Cobalt boats are built to a high standard and usually ride behind a MerCruiser Bravo or a Volvo Penta drive, sometimes a big single or a Bravo Three. The hull outlasts the drive, so a well-kept Cobalt often needs drive service long before anything else. Brad repairs and rebuilds the sterndrives under Cobalt boats: seals, bearings, gimbal, bellows, shifting and cooling, and full rebuilds when the wear has gone deep.
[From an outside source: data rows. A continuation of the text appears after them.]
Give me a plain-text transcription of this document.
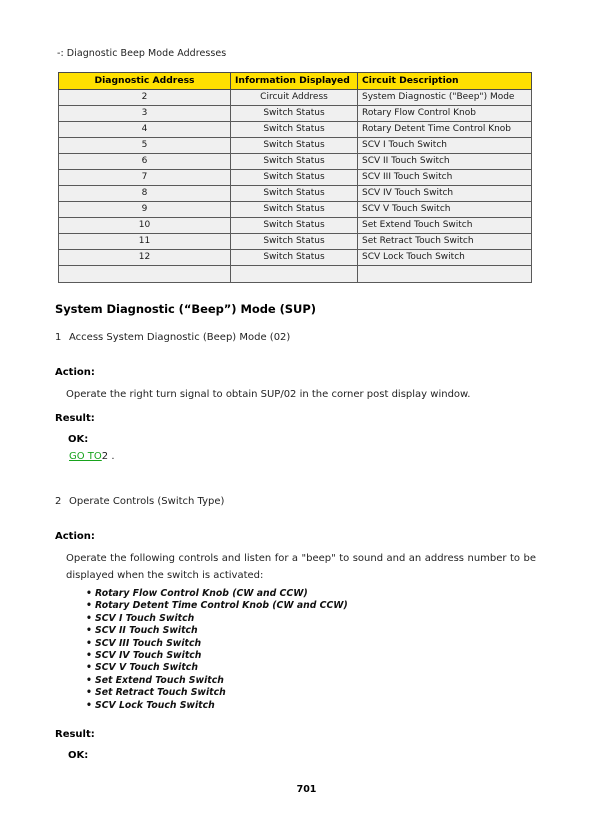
-: Diagnostic Beep Mode Addresses
Diagnostic Address	Information Displayed	Circuit Description
2	Circuit Address	System Diagnostic ("Beep") Mode
3	Switch Status	Rotary Flow Control Knob
4	Switch Status	Rotary Detent Time Control Knob
5	Switch Status	SCV I Touch Switch
6	Switch Status	SCV II Touch Switch
7	Switch Status	SCV III Touch Switch
8	Switch Status	SCV IV Touch Switch
9	Switch Status	SCV V Touch Switch
10	Switch Status	Set Extend Touch Switch
11	Switch Status	Set Retract Touch Switch
12	Switch Status	SCV Lock Touch Switch

System Diagnostic (“Beep”) Mode (SUP)
1 Access System Diagnostic (Beep) Mode (02)
Action:
Operate the right turn signal to obtain SUP/02 in the corner post display window.
Result:
OK:
GO TO2 .
2 Operate Controls (Switch Type)
Action:
Operate the following controls and listen for a "beep" to sound and an address number to be displayed when the switch is activated:
• Rotary Flow Control Knob (CW and CCW)
• Rotary Detent Time Control Knob (CW and CCW)
• SCV I Touch Switch
• SCV II Touch Switch
• SCV III Touch Switch
• SCV IV Touch Switch
• SCV V Touch Switch
• Set Extend Touch Switch
• Set Retract Touch Switch
• SCV Lock Touch Switch
Result:
OK:
701
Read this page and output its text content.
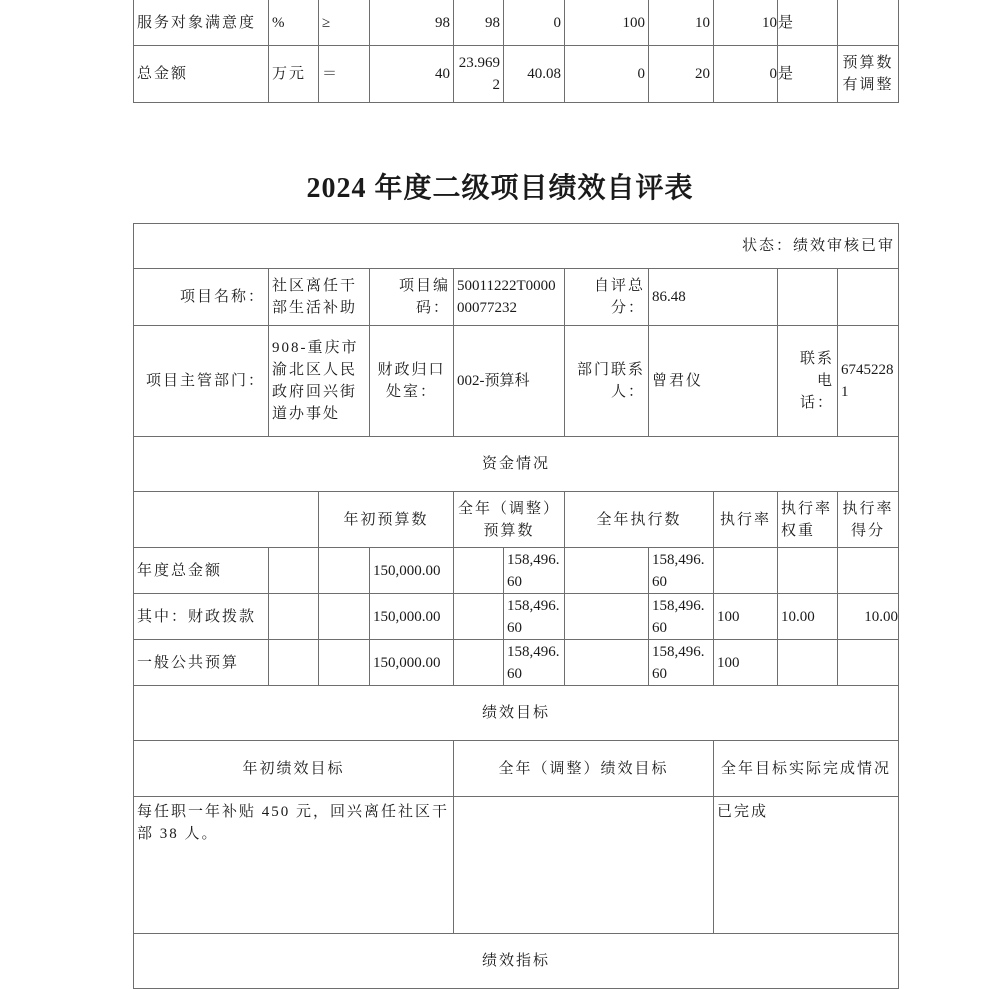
服务对象满意度	%	≥	98	98	0	100	10	10	是	
总金额	万元	＝	40	23.9692	40.08	0	20	0	是	预算数有调整
2024 年度二级项目绩效自评表
状态：绩效审核已审										
项目名称：	社区离任干部生活补助		项目编码：	50011222T000000077232		自评总分：	86.48			
项目主管部门：	908-重庆市渝北区人民政府回兴街道办事处		财政归口处室：	002-预算科		部门联系人：	曾君仪		联系电话：	67452281
资金情况										
		年初预算数		全年（调整）预算数		全年执行数		执行率	执行率权重	执行率得分
年度总金额			150,000.00		158,496.60		158,496.60			
其中：财政拨款			150,000.00		158,496.60		158,496.60	100	10.00	10.00
一般公共预算			150,000.00		158,496.60		158,496.60	100		
绩效目标										
年初绩效目标				全年（调整）绩效目标				全年目标实际完成情况		
每任职一年补贴 450 元，回兴离任社区干部 38 人。								已完成		
绩效指标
Mail the drive in or drop it off locally.
Cobalt sterndrive problems
- Milky gear oil from a seal leak in the Bravo or Volvo drive
- Transom growl from a gimbal bearing on a heavier hull
- Vibration at cruise on a Bravo Three from prop or bearing wear
- Hard shifting or a drive that pops out of gear under load
- Overheating from an engine-mounted water pump on a Bravo
- Bellows cracks letting water into a boat that gets used hard
What Brad checks on a Cobalt drive
- Identify the exact drive, usually a Bravo or a Volvo unit
- Pressure and vacuum test to find the leak
- Check bearing preload, which matters on the higher-load Bravo
- Inspect the gimbal bearing, u-joints and bellows
- Verify the engine-mounted water pump and cooling flow
- Read the gear oil and check anodes on a saltwater boat
The fix and what to expect
Brad repairs the specific fault on the Cobalt's drive, seal, bearing, gimbal, bellows, water pump or shift, and pressure tests it, or rebuilds the drive fully when the oil and noise call for it. Because Cobalt tends to run the higher-load Bravo, getting preload and shims right is what keeps the drive quiet on a fast boat. You get the wear findings and a firm price after teardown, with a one to two week rebuild turnaround from arrival.
Cobalt hulls tend to run the Bravo, and it shows
Because Cobalt builds heavier, faster boats, they usually sit behind the MerCruiser Bravo rather than the lighter Alpha, and often the Bravo Three with its twin counter-rotating props. That changes the service picture: the water pump is on the engine, not the drive, and bearing preload carries real load, so a Bravo under a Cobalt has to be set up by measurement. A Bravo Three also has more lower-unit bearings and seals than a single-prop drive. Brad sets these up the way the load demands, which is why a fast Cobalt comes back quiet instead of howling at cruise.